Stillman took advantage of circumstance, including making Chloe Sevigny’s character a native of Connecticut, a nod at their shared home state, but also allowing her to focus on comic delivery instead of mastering an accent. Within the twenty-five days of shooting, the process remained freewheeling in the editing room. There are three instances of superimposed poems or letters, as well as preening introductions of each character, their name, their title, and a pin-jab of description at their pretensions. (“Lady Susan Vernon, a beautiful young widow in straitened circumstances”; “Mrs. Alicia Johnson, Lady Susan’s friend; an American Loyalist exile, from Hartford in the Connecticut” and “Sir James Martin, wealthy young suitor of Frederica Vernon & Maria Manwaring, a bit of a ‘Rattle.’”) “You do catch wonderful films on TCM,” Stillman says, “maybe the whole film isn’t so great, but the devices they use at the beginning, like when they introduce, ‘It’s Jimmy Truax as Fred,’ and then you see the actor talking on the phone or something like that, it’s so good.
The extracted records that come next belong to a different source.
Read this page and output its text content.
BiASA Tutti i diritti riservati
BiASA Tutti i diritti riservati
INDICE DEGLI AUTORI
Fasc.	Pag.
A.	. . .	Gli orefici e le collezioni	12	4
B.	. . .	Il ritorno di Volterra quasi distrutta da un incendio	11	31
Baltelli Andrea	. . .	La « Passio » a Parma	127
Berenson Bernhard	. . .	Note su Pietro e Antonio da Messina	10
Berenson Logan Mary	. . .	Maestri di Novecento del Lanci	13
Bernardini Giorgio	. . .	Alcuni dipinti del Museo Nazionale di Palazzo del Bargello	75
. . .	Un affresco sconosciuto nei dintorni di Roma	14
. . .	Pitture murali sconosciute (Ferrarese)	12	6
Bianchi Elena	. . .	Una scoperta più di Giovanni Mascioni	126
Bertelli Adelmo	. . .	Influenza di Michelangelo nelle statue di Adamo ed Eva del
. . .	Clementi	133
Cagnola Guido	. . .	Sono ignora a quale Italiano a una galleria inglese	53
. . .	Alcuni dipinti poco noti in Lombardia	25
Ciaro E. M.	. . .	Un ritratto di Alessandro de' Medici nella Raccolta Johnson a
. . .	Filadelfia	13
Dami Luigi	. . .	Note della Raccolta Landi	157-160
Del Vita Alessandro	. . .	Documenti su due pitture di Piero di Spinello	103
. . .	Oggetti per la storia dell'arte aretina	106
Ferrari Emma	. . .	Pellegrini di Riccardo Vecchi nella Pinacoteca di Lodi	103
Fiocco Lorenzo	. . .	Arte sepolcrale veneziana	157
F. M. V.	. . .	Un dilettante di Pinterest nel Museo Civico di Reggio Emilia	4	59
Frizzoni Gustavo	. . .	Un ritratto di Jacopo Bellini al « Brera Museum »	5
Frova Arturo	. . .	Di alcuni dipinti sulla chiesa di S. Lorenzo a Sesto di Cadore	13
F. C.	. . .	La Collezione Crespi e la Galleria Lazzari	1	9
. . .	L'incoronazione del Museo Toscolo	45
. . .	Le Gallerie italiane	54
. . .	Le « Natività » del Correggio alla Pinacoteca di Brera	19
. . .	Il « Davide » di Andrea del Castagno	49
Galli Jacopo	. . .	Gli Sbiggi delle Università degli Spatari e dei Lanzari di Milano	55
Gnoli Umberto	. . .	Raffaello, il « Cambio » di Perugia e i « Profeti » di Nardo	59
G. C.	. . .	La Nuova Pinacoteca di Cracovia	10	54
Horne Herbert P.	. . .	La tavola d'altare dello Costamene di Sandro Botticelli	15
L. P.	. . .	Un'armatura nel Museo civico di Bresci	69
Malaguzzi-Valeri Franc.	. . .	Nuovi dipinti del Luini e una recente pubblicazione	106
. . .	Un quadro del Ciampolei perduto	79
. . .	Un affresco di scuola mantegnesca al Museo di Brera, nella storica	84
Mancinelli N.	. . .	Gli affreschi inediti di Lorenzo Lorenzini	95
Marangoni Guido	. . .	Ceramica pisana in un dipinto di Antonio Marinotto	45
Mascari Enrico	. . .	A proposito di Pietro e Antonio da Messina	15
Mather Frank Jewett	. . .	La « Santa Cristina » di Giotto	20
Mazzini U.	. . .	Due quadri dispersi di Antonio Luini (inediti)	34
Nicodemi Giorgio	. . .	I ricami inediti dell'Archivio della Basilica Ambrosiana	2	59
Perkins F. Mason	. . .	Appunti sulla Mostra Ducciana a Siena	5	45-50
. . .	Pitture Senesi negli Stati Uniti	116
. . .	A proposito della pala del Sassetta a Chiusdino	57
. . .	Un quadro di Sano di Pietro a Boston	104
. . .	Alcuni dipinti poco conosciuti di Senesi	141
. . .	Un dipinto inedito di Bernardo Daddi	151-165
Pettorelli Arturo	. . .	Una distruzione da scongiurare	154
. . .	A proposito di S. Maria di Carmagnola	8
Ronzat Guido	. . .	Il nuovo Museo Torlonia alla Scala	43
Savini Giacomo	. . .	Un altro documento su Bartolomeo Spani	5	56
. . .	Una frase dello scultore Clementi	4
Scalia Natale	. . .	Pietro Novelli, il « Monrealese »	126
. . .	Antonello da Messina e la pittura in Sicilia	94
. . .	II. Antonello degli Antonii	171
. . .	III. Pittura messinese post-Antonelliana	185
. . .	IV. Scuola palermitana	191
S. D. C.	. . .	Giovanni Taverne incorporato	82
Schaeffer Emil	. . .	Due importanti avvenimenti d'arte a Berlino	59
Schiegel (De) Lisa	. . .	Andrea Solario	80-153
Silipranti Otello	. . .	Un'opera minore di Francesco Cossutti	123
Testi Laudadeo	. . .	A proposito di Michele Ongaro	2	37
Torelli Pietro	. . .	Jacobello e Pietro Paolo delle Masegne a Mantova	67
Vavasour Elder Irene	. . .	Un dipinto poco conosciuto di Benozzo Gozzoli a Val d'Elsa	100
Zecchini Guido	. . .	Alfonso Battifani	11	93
In the introductions here, it’s important the juxtapositions of portentous music and very dramatic poses they take. It’s very important that the editing was going on at the same time as the shoot. So if the editor found something based on what I’d shot, then I could do the same thing when we got to a new location. Chloe and Stephen Fry had already shot their scenes when we got the idea of these pretentious portraits. We looked for single shots of them in their scenes, not talking and looking serious. It still looked like we’d taken it out of a scene, so we did the iris effect, because I’d seen it in old films. We put the iris effect on them, an oval portrait with shading at the edges, and it looked really good, so we put it on everyone else to give it a consistency.”
“Love & Friendship” opens Friday, May 20 and will appear on Amazon Prime by fall.
Ray Pride is Newcity’s film critic and a contributing editor to Filmmaker magazine.